Tech
Google admits massive document leak related to search algorithm is authentic
Google has confirmed that a massive leak of some 2,500 internal documents related to its search engine is authentic – and one expert said the trove shows that “Google tells us one thing and they do another” when it comes to its mysterious algorithms.
The tech giant has been secretive about how its search engine works even as it has wielded outsize influence over the flow of information, traffic and ad revenue online.
Some details appeared to contradict past public statements by Google employees regarding which factors are and are not used to calculate rankings.
For example, a Google Search employee said in 2016 that the company doesn’t “have a website authority score.”
The company has also explicitly denied using Chrome data in search rankings.
Information in the documents, however, suggests that Google considers click rates, data from its Chrome web browser, website size and a factor called “domain authority” – a measure of a website’s importance or relevance on a particular subject – to guide rankings.
“The main takeaway here is Google tells us one thing and they do another,” iPullRank CEO Michael King, who published the first analysis of the trove, told The Post.
“These documents give us clarity on that,” King added. “We don’t have the recipe that Google is using for search, but we now have a really clear indication of what the ingredients are.”
Some experts, including the trade publication Search Engine Land, have noted the documents mention modules that suggest Google implements “whitelists” for certain topics, including searches related to elections (IsElectionAuthority) and the COVID-19 pandemic (IsCovidLocalAuthority).

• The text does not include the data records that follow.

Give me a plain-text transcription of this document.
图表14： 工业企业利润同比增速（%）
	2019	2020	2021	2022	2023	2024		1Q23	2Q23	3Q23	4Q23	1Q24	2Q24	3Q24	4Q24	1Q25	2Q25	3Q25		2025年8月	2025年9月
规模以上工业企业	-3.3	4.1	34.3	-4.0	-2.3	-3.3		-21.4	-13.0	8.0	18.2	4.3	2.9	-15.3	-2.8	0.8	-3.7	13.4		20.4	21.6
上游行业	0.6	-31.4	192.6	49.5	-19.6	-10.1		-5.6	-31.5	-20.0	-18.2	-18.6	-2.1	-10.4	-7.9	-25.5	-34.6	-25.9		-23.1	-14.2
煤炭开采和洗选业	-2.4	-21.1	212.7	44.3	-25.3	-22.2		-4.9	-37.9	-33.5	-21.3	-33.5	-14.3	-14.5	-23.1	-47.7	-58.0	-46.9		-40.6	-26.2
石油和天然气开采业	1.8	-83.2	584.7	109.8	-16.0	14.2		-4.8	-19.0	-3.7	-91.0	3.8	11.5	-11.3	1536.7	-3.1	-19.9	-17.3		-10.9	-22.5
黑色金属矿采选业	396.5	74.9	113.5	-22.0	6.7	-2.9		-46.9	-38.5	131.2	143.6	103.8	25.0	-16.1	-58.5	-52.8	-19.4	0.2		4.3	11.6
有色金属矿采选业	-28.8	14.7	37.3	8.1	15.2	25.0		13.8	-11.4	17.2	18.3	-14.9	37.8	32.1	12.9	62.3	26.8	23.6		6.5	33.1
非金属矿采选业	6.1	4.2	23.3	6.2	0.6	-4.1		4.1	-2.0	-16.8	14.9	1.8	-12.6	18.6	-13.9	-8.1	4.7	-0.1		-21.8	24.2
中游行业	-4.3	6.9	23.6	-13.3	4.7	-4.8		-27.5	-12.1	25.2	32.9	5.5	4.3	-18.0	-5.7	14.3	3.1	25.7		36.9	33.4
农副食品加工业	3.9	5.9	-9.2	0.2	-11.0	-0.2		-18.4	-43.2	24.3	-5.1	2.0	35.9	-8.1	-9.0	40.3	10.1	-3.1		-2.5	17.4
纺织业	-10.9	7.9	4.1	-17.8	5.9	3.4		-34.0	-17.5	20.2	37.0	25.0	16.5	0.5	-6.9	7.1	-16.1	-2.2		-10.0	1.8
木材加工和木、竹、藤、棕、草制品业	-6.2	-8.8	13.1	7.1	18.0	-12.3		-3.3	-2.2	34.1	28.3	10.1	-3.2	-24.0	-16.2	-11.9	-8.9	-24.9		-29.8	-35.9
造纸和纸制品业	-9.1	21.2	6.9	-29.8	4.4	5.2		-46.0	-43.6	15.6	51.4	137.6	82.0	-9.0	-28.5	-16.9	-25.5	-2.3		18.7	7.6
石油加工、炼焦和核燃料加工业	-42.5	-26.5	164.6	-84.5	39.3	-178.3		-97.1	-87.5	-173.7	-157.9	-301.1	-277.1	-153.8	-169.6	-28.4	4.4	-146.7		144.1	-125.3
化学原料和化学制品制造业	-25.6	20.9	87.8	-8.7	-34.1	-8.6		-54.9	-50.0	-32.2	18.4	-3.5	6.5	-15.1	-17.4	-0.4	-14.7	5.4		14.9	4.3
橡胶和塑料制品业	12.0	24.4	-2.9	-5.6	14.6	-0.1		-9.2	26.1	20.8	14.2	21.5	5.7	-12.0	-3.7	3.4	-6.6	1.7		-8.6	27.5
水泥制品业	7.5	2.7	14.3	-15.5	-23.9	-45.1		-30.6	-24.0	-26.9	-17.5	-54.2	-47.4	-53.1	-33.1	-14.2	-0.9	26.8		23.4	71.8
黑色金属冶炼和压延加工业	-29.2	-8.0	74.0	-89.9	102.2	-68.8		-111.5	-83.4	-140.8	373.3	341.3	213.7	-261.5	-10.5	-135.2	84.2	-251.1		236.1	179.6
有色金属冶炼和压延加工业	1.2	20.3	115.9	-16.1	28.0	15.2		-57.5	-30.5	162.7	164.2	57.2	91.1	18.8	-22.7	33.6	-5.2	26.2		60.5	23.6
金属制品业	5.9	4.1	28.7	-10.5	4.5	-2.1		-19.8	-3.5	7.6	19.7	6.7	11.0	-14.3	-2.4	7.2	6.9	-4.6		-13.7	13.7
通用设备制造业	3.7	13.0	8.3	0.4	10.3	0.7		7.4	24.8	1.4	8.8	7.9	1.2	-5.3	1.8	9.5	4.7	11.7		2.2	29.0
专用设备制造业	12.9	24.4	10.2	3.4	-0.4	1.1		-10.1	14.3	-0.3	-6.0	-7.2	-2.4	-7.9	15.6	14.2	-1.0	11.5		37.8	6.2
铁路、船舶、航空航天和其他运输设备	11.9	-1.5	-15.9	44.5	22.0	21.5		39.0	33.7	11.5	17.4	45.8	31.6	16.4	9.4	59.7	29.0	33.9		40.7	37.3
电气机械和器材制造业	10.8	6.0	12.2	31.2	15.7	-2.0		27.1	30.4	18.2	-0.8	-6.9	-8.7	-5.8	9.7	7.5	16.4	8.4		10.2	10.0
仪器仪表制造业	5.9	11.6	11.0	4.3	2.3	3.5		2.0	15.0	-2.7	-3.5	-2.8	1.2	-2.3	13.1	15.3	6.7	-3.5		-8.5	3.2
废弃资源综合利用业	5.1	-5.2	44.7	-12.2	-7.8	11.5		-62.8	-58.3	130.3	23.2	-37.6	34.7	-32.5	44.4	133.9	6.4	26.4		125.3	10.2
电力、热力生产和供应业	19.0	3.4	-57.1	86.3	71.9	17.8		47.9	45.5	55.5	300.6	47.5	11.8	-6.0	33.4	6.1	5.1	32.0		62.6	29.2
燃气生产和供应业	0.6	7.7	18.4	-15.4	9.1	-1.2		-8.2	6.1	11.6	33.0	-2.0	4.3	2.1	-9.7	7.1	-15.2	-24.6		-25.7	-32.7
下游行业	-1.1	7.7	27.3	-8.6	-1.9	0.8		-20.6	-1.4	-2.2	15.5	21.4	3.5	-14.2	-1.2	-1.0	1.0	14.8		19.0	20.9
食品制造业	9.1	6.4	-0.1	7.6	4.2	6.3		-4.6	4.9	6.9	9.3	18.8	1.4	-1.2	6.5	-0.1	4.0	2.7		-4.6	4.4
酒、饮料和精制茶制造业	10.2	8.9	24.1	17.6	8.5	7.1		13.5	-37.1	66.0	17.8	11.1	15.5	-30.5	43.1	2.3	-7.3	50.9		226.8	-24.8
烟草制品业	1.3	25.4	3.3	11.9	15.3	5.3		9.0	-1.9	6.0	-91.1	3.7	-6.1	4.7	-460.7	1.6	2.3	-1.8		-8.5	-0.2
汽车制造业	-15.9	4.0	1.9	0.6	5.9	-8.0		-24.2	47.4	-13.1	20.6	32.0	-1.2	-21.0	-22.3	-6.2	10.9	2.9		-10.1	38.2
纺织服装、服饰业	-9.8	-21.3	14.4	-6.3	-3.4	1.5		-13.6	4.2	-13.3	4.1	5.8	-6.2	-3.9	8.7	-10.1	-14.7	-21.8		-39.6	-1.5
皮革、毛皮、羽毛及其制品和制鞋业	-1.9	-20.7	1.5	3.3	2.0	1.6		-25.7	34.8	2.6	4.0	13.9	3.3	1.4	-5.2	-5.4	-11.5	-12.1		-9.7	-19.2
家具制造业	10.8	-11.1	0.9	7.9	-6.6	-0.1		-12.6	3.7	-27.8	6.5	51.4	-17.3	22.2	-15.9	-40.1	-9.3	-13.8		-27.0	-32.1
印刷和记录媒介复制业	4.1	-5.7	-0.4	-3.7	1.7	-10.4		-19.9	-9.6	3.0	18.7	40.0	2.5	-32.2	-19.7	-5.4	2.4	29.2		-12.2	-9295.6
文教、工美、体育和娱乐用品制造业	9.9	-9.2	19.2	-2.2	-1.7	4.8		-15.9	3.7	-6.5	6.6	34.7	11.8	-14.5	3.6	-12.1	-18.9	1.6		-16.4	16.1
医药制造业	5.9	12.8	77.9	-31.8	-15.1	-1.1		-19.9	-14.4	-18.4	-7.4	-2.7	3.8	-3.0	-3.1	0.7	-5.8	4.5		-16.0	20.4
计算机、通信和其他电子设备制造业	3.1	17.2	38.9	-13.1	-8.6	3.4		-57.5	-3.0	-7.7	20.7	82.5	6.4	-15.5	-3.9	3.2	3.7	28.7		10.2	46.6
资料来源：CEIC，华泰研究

King said the references are likely Google’s attempt to identify “quality sources” on a given subject.
Details about how the whitelists may operate are scant, but Google has faced allegations of exhibiting a left-wing bias for years. A recent analysis by media company AllSides found that 63% of articles on Google News were from left-leaning outlets, compared to just 6% from right-leaning sources.
An analysis by right-leaning watchdog Media Research Center detailed 41 alleged instances of “election interference” at the online search giant since 2008.
The report cited data from Dr. Robert Epstein, who once testified to the Senate Judiciary Committee that “biased search resulted generated by Google’s search algorithm” shifted “at least 2.6 million votes to Hillary Clinton.”
Google has long denied it is bias against conservative viewpoints and has said Epstein’s research is “widely debunked.”
The leaked search documents allegedly contain more than 14,000 ranking factors that Google considers when organizing websites – from news outlets like The Post to small business owners and beyond.
The internal data reportedly surfaced on the online code repository GitHub in March, but it did not receive public scrutiny until search engine optimization (SEO) experts Rand Fishkin and Michael Hill obtained and posted separate breakdowns.
Google tacitly confirmed that the documents are real – though it warned that they lacked important context and shouldn’t be used by the public to glean any insights about how search works.
“We would caution against making inaccurate assumptions about Search based on out-of-context, outdated or incomplete information,” Google spokesperson Davis Thompson said in a statement.
“We’ve shared extensive information about how Search works and the types of factors that our systems weigh, while also working to protect the integrity of our results from manipulation,” the statement added.
Google also warned that the documents are not a comprehensive, relevant or up-to-date view of its Search ranking algorithm.
It’s still unclear if Google has actually implemented any of the ranking factors detailed in documents or was merely testing or experimenting with them. Some may have never been used at all.
Even if they were in use, it’s essentially impossible to assess how important they are in crafting what users see in search results.
The documents did not reveal how the ranking features are weighted.
The leaked documents provide an interesting, yet incomplete view of the company’s inner workings on search, according to Barry Schwartz, a prominent SEO expert and owner of the web consultancy RustyBrick.
Schwartz said the documents are best seen as a signal of “what Google is thinking about” as it relates to online search.
“How Google does that around certain factors like links and content quality and authority and authors – all of that’s in there,” Schwartz said. “The question is, we don’t know what they’re weighted, how important are these signals, are they used at all. That’s the issue with this.”
Nevertheless, the documents amount to “the biggest leak that we’ve ever seen come out of Google for search,” according to King.
“This is the biggest, most transparent that we’ve ever seen into how Google functions,” King said.